Por Alexandre Camilo Fernandes Viana

E agora como vamos ou como estamos passando pelo fim dos ciclos mais nefastos da pandemia? Em tese já sabemos o que é possível e quais ações mais importantes no combate e tratamento da doença. Vacinação, vacinação, vacinação, claro que não podemos deixar de lado nossos cuidados pessoais, lavar as mãos, evitar aglomerações e principalmente o uso contínuo das máscaras.

Por fim, as variantes da doença já instaladas no Brasil acabaram por nos imunizar e ajudar no combate aos novos casos como a variante delta, dentre outras.

Mas estamos preparados para a continuidade e as novas frentes de batalha do sistema de saúde? O dia seguinte chegou e ainda bem, mas com muitas variáveis que decididamente estão fora das previsões.

Além dos males diretos causados pela covid, a humanidade sofrerá sequelas.
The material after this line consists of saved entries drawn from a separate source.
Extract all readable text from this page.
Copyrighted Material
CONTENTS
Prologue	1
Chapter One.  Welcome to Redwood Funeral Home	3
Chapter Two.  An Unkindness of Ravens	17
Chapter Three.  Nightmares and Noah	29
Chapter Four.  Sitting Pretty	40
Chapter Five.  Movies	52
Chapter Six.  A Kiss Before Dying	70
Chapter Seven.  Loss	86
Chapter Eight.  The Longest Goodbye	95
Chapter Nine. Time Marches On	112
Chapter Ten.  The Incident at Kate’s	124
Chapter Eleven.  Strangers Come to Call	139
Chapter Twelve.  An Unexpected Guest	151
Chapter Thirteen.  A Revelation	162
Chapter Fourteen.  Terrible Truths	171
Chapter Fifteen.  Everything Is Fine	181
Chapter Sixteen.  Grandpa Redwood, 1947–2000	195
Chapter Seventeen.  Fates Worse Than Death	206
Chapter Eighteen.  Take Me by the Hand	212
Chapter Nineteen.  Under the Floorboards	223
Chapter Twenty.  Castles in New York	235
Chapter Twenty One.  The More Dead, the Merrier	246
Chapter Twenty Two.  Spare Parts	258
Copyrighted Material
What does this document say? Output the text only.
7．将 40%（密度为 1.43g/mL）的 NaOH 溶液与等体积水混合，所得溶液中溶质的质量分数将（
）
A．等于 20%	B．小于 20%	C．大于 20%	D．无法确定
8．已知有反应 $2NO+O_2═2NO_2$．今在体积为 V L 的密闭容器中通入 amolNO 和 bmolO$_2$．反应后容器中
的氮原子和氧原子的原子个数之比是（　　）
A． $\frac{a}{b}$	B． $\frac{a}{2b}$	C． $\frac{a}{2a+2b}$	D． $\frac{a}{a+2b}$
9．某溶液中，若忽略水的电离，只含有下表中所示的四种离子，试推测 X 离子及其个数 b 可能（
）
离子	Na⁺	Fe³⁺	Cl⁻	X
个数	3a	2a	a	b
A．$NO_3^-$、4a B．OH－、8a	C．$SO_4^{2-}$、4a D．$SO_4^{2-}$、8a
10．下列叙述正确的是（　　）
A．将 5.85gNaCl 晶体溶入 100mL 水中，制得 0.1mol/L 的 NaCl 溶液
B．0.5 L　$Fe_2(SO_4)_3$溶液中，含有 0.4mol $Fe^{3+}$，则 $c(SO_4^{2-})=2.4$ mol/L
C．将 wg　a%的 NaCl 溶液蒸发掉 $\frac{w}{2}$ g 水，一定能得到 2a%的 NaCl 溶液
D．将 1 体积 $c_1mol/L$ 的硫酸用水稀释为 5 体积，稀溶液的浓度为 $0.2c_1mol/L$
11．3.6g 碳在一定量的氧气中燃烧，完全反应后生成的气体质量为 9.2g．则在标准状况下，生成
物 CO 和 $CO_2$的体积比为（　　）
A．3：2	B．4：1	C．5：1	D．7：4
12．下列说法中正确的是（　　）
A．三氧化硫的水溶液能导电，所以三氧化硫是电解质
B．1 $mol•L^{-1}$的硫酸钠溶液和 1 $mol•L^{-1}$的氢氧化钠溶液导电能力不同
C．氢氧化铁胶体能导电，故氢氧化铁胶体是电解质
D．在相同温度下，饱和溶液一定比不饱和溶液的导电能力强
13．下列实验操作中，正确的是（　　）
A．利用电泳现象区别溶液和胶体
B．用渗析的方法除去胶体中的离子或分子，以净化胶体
Estudos apontam que através do aumento do desemprego, a expectativa de vida deve diminuir e aumentar a taxa de mortalidade. Este estudo, realizado nos Estados Unidos, sustenta ainda que haverá redução do acesso aos planos privados com consequente redução nos exames preventivos e um alarmante aumento de doenças mentais. Tudo isso com duração prevista de longos 15 a 20 anos.

Cálculos atuariais precisam ser revistos imediatamente. Esse movimento será suficiente para inverter o quadro da população brasileira de envelhecimento e consequentemente aumento de doenças crônicas? Teremos descontrole na taxa de sinistralidade?

No Brasil onde a saúde complementar é exceção, onde através da Constituição de 88 instituímos o sistema universal, gratuito (gratuito?) e gestão pública. Antes mesmo da pandemia este modelo já vivia falta de recursos, alocação de forma desigual, interferências de cunho política e gestão ineficiente.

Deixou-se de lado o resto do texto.